Actually, having a lot in common is not always a good thing. A certain amount of difference can be a good thing. I wouldn't go so far as to say "opposites attract". but it's something along those lines, provided it's not taken to extremes.
You're young and you don't know what to look for. Don't take that as an insult. It took me until I was 35 to start figuring it out. If you want to save yourself a lot of time, frustration, and heartache, see my previous book recommendation.. Is He Mr. Right?
I never learned how to ask someone out. And I'm afraid to try it out for the first time. Quite the predicament. Don't know how to ask someone out because I never have. And I've never asked someone out because I don't know how..
This is the crux of the problem right here. You must learn to take risks and deal with (potential) rejection. I know it s*cks. Get some counseling if you must. Do it while you're young!!! Or maybe it's time to do something else to build your confidence. Start working out. Do a sport. Join some kind of group. Attend a church. Start a hobby, preferably one that involves at least a little bit of socializing/cooperating with others, even if just in small groups.
Quote:
Originally Posted by city_data91
Just because I'm into someone and don't tell them, that doesn't make me a stalker.
Not yet, but you are vulnerable to that. It's the shy people who are afraid to ask people out who have stalker tendencies. Ask me how I know
By the way, another good relationship book is The Relationship Cure by John Gottman. It's just just for dating, but all kinds of relationships (familial, frienships). I think you could learn a lot about the very subtle mechanics of how the process of meeting people works and how/why some people manage to click well with others, while others struggle. This is another book I wish I'd known about in high school!!
Life is short.
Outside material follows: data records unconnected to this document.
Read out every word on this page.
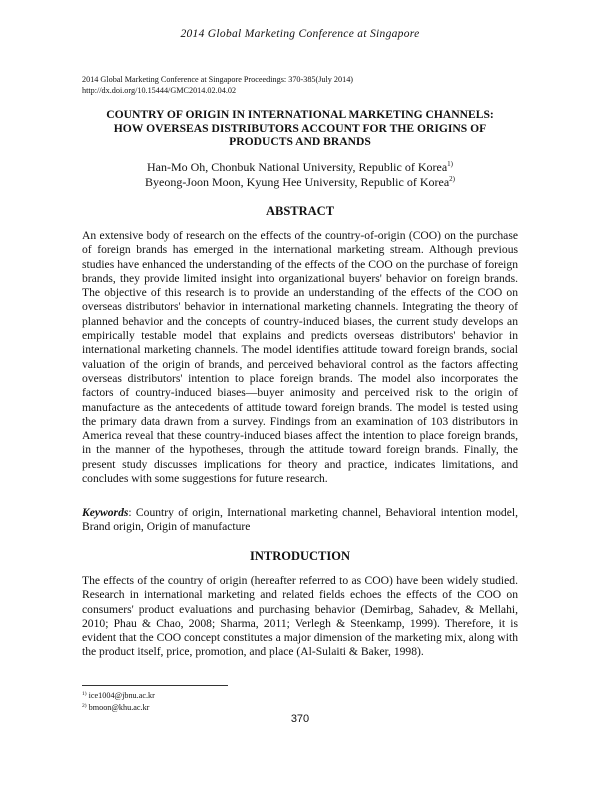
2014 Global Marketing Conference at Singapore
2014 Global Marketing Conference at Singapore Proceedings: 370-385(July 2014)
http://dx.doi.org/10.15444/GMC2014.02.04.02
COUNTRY OF ORIGIN IN INTERNATIONAL MARKETING CHANNELS:
HOW OVERSEAS DISTRIBUTORS ACCOUNT FOR THE ORIGINS OF
PRODUCTS AND BRANDS
Han-Mo Oh, Chonbuk National University, Republic of Korea$^{1)}$
Byeong-Joon Moon, Kyung Hee University, Republic of Korea$^{2)}$
ABSTRACT

An extensive body of research on the effects of the country-of-origin (COO) on the purchase of foreign brands has emerged in the international marketing stream. Although previous studies have enhanced the understanding of the effects of the COO on the purchase of foreign brands, they provide limited insight into organizational buyers' behavior on foreign brands. The objective of this research is to provide an understanding of the effects of the COO on overseas distributors' behavior in international marketing channels. Integrating the theory of planned behavior and the concepts of country-induced biases, the current study develops an empirically testable model that explains and predicts overseas distributors' behavior in international marketing channels. The model identifies attitude toward foreign brands, social valuation of the origin of brands, and perceived behavioral control as the factors affecting overseas distributors' intention to place foreign brands. The model also incorporates the factors of country-induced biases—buyer animosity and perceived risk to the origin of manufacture as the antecedents of attitude toward foreign brands. The model is tested using the primary data drawn from a survey. Findings from an examination of 103 distributors in America reveal that these country-induced biases affect the intention to place foreign brands, in the manner of the hypotheses, through the attitude toward foreign brands. Finally, the present study discusses implications for theory and practice, indicates limitations, and concludes with some suggestions for future research.

Keywords: Country of origin, International marketing channel, Behavioral intention model, Brand origin, Origin of manufacture

INTRODUCTION

The effects of the country of origin (hereafter referred to as COO) have been widely studied. Research in international marketing and related fields echoes the effects of the COO on consumers' product evaluations and purchasing behavior (Demirbag, Sahadev, & Mellahi, 2010; Phau & Chao, 2008; Sharma, 2011; Verlegh & Steenkamp, 1999). Therefore, it is evident that the COO concept constitutes a major dimension of the marketing mix, along with the product itself, price, promotion, and place (Al-Sulaiti & Baker, 1998).

$^{1)}$ ice1004@jbnu.ac.kr
$^{2)}$ bmoon@khu.ac.kr
370
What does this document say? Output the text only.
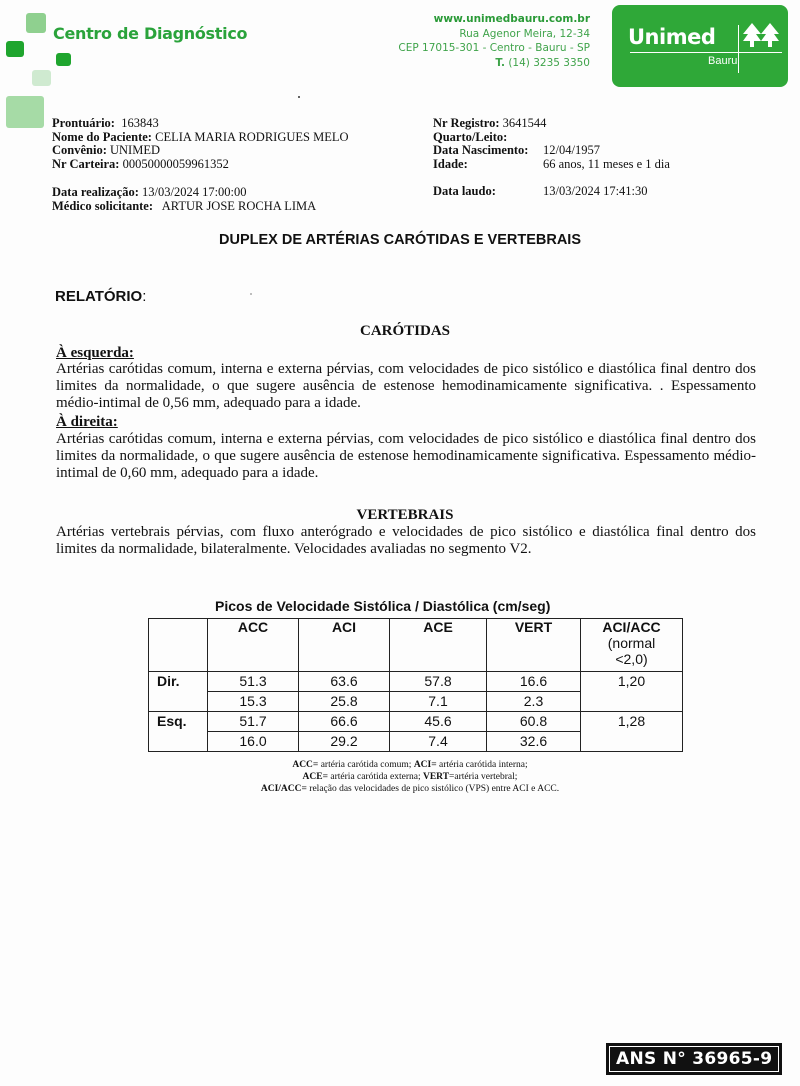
Centro de Diagnóstico
www.unimedbauru.com.br
Rua Agenor Meira, 12-34
CEP 17015-301 - Centro - Bauru - SP
T. (14) 3235 3350
Unimed
Bauru
Prontuário: 163843
Nome do Paciente: CELIA MARIA RODRIGUES MELO
Convênio: UNIMED
Nr Carteira: 00050000059961352
Data realização: 13/03/2024 17:00:00
Médico solicitante: ARTUR JOSE ROCHA LIMA
Nr Registro: 3641544
Quarto/Leito:
Data Nascimento: 12/04/1957
Idade:	66 anos, 11 meses e 1 dia
Data laudo:	13/03/2024 17:41:30
DUPLEX DE ARTÉRIAS CARÓTIDAS E VERTEBRAIS
RELATÓRIO:
CARÓTIDAS
À esquerda:
Artérias carótidas comum, interna e externa pérvias, com velocidades de pico sistólico e diastólica final dentro dos limites da normalidade, o que sugere ausência de estenose hemodinamicamente significativa. . Espessamento médio-intimal de 0,56 mm, adequado para a idade.
À direita:
Artérias carótidas comum, interna e externa pérvias, com velocidades de pico sistólico e diastólica final dentro dos limites da normalidade, o que sugere ausência de estenose hemodinamicamente significativa. Espessamento médio-intimal de 0,60 mm, adequado para a idade.
VERTEBRAIS
Artérias vertebrais pérvias, com fluxo anterógrado e velocidades de pico sistólico e diastólica final dentro dos limites da normalidade, bilateralmente. Velocidades avaliadas no segmento V2.
Picos de Velocidade Sistólica / Diastólica (cm/seg)
	ACC	ACI	ACE	VERT	ACI/ACC
(normal
<2,0)
Dir.	51.3	63.6	57.8	16.6	1,20
	15.3	25.8	7.1	2.3	
Esq.	51.7	66.6	45.6	60.8	1,28
	16.0	29.2	7.4	32.6	
ACC= artéria carótida comum; ACI= artéria carótida interna;
ACE= artéria carótida externa; VERT=artéria vertebral;
ACI/ACC= relação das velocidades de pico sistólico (VPS) entre ACI e ACC.
ANS N° 36965-9
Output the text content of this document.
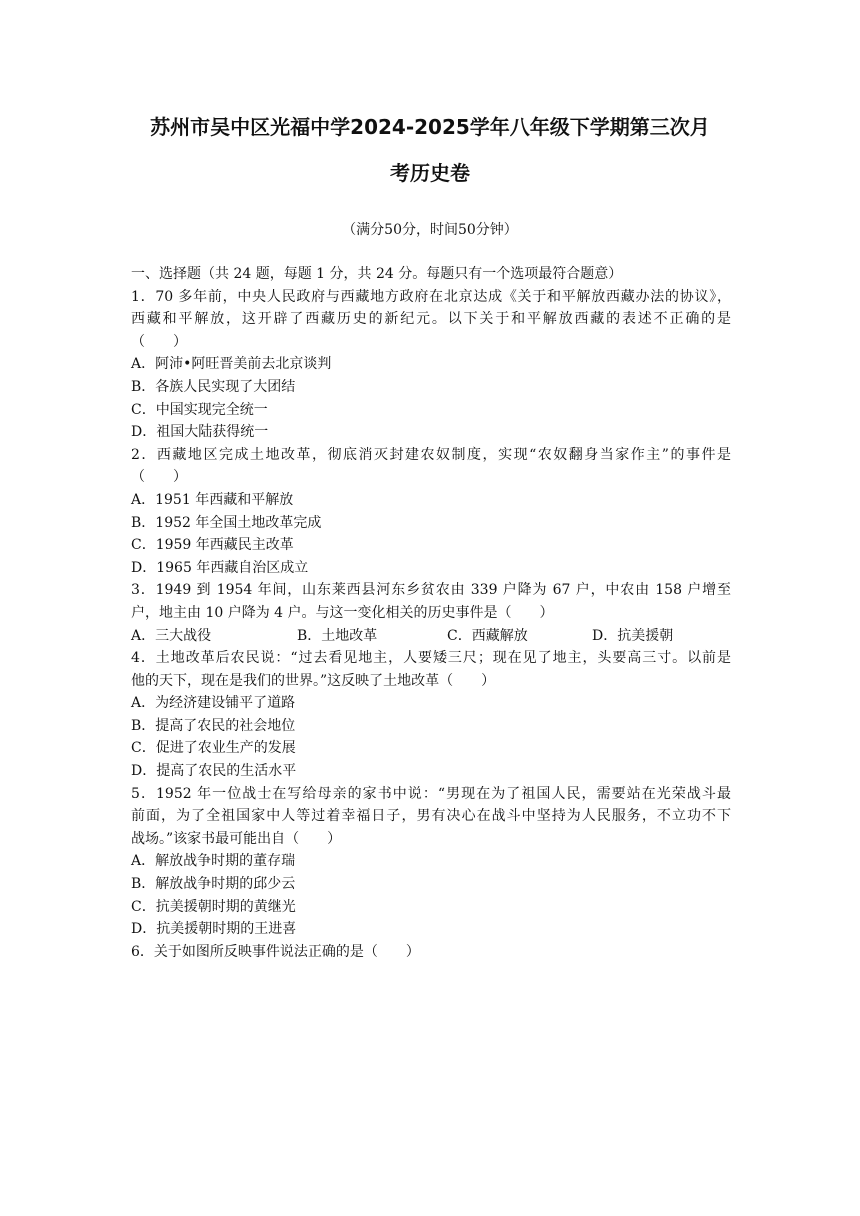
苏州市吴中区光福中学2024-2025学年八年级下学期第三次月
考历史卷
（满分50分，时间50分钟）
一、选择题（共 24 题，每题 1 分，共 24 分。每题只有一个选项最符合题意）
1．70 多年前，中央人民政府与西藏地方政府在北京达成《关于和平解放西藏办法的协议》，
西藏和平解放，这开辟了西藏历史的新纪元。以下关于和平解放西藏的表述不正确的是
（　　）
A．阿沛•阿旺晋美前去北京谈判
B．各族人民实现了大团结
C．中国实现完全统一
D．祖国大陆获得统一
2．西藏地区完成土地改革，彻底消灭封建农奴制度，实现“农奴翻身当家作主”的事件是
（　　）
A．1951 年西藏和平解放
B．1952 年全国土地改革完成
C．1959 年西藏民主改革
D．1965 年西藏自治区成立
3．1949 到 1954 年间，山东莱西县河东乡贫农由 339 户降为 67 户，中农由 158 户增至
户，地主由 10 户降为 4 户。与这一变化相关的历史事件是（　　）
A．三大战役	B．土地改革	C．西藏解放	D．抗美援朝
4．土地改革后农民说：“过去看见地主，人要矮三尺；现在见了地主，头要高三寸。以前是
他的天下，现在是我们的世界。”这反映了土地改革（　　）
A．为经济建设铺平了道路
B．提高了农民的社会地位
C．促进了农业生产的发展
D．提高了农民的生活水平
5．1952 年一位战士在写给母亲的家书中说：“男现在为了祖国人民，需要站在光荣战斗最
前面，为了全祖国家中人等过着幸福日子，男有决心在战斗中坚持为人民服务，不立功不下
战场。”该家书最可能出自（　　）
A．解放战争时期的董存瑞
B．解放战争时期的邱少云
C．抗美援朝时期的黄继光
D．抗美援朝时期的王进喜
6．关于如图所反映事件说法正确的是（　　）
Learn this stuff now and you will: be a lot happier, save yourself a lot of time, and struggle a lot less.
Obviously no one is perfect. I don't think most of us are referring to that someone as being perfect. More like as close to perfection in regard to compatibility.
You never know unless you live with that person. Everything looks good in writing.
They're not perfect for you if they don't feel the same way about you. So it's kind of a messed up question.
Bingo!!!
They are not perfect if they are not into you, if they are already freaking married, if they are across the country, and million other reasons.
If you were speaking for yourself, why the eye rolling when quoting my post?
Just because there was an eye rolling in my post, doesn't mean i was rolling them at you. This is not a private conversation and other people are reading it. But just so you know, I'm rolling them at you right now.